Almost. I was lucky so our memories were fine.
Tip: if you want a safe route, go for the 45 minute trek. I do not recommend our way except if you’re all males with strong legs and you can swim. Do not risk it. Boats don’t even normally go there. Mang Johnny was just a bit daring. Also, if you have a camera, place it inside a plastic bag to protect it from the water.

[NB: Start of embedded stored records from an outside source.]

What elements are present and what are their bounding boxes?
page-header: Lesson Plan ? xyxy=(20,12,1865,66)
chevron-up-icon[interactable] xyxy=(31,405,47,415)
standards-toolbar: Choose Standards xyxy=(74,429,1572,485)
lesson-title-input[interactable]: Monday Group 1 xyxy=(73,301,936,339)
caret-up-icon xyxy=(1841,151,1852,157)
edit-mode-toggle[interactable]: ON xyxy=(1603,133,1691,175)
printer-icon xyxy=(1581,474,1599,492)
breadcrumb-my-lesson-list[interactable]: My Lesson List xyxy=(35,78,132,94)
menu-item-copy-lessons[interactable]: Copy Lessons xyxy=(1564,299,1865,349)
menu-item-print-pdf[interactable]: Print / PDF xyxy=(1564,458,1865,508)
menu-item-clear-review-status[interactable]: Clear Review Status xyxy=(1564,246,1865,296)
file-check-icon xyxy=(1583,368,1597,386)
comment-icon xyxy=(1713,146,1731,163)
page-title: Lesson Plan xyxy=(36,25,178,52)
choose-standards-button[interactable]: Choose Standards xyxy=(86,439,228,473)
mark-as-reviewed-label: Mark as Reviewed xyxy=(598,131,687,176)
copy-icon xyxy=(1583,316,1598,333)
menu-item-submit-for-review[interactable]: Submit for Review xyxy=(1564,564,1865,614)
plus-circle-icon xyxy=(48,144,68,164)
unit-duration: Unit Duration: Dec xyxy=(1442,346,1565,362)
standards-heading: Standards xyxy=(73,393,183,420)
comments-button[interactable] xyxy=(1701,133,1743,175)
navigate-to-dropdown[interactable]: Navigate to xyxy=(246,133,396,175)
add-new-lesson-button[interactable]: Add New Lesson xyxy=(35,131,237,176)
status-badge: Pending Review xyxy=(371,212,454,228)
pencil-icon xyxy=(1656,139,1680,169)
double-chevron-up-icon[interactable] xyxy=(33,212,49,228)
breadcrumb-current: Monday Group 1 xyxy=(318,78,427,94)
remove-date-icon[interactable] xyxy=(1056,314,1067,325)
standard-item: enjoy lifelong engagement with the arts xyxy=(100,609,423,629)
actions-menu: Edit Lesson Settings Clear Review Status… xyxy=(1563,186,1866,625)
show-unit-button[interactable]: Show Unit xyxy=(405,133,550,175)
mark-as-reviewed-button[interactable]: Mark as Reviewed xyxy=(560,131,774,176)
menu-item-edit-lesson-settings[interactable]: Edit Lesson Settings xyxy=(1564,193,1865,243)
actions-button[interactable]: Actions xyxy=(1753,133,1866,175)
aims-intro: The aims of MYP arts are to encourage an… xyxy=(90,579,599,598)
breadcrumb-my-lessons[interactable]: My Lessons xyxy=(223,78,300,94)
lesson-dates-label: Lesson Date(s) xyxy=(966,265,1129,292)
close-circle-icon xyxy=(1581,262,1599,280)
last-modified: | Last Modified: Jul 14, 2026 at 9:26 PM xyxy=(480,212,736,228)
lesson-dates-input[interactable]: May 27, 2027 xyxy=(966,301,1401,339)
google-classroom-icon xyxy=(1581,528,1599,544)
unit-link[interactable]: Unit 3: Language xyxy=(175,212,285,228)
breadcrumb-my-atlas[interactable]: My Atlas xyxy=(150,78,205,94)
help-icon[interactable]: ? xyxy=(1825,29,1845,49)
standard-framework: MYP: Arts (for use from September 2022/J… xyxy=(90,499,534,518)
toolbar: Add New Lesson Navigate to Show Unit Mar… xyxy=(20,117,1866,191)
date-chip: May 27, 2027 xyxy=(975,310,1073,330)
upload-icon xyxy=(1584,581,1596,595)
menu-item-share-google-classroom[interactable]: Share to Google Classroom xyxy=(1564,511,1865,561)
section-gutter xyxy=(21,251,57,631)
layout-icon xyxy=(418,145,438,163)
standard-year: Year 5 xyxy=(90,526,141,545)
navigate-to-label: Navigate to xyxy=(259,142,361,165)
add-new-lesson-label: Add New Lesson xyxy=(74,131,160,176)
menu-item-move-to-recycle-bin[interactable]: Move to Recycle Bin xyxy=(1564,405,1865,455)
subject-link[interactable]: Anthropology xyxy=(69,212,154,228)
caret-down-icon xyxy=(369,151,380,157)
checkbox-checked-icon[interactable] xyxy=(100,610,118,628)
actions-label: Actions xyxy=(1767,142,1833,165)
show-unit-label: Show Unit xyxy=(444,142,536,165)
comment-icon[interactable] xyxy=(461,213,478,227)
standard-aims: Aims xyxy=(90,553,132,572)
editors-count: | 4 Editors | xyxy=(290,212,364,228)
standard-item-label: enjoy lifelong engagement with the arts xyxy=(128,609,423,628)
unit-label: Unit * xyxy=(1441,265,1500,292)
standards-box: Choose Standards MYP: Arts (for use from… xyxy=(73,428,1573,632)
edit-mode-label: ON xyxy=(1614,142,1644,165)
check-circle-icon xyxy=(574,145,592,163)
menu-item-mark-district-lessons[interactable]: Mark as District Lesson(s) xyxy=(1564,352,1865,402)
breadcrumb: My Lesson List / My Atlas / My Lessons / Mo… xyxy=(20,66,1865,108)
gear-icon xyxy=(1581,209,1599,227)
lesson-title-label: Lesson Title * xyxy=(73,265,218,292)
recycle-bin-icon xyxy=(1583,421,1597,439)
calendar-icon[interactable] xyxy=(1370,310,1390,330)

The boat roared one last time across the waves as we rode to San Miguel. After about an hour, we were in Mang Johnny’s beautiful house, taking a shower, and then eating their pancit and buko pie. The hospitality of the people here is the stuff of my old elementary Filipino textbooks. Wow, Filipinos are indeed hospitable. The same tricycle driver we rode to get to San Miguel was already waiting for us outside. Mang Johnny helped us carry our bags to the tricycle and we were leaving his house in a matter of minutes. Only tricycles went back and forth on the roads here. I didn’t see one single car.
We paid Php50 for the tricycle ride, even less than the Php60 he charged us last time. Travel blogs said tricycle rides to Pundakit were worth Php100. Again, we were awestruck by the people’s kindness.
After about 10 minutes in San Antonio, we were able to ride a minibus to Olongapo. There were no double seats left but the conductor and a passenger agreed to let us have a seat in the front of the bus. The passenger stood for us. At this point, we just didn’t have the words to describe the people here in Zambales. We were overwhelmed at their beautiful character.
The ride probably took an hour and 30 minutes. We got off Olongapo and Chemae asked for quick directions to the Victory Liner terminal. After a short walk, we found the terminal and rode the bus to Cubao. We paid Php200 each.
Tip: You can wait for a Victory Liner bus in San Antonio but it doesn’t pass by too often. Minibuses seem more frequent in town.
Memories of Anawangin
The place still haunts me as I write this unnecessarily long travel blog here in the concrete city. I’m glad I agreed to go there with Chemae even if it meant shelling out some money. Well, I was so satisfied with our trip that I probably became a beach buddy over the weekend. All in all, we probably spent just a little over Php1500 each. I also lost my camera but that’s replaceable anyway. All of that is cheap considering I get to go home with memories of Anawangin and Chemae. I get to go home with memories to keep forever.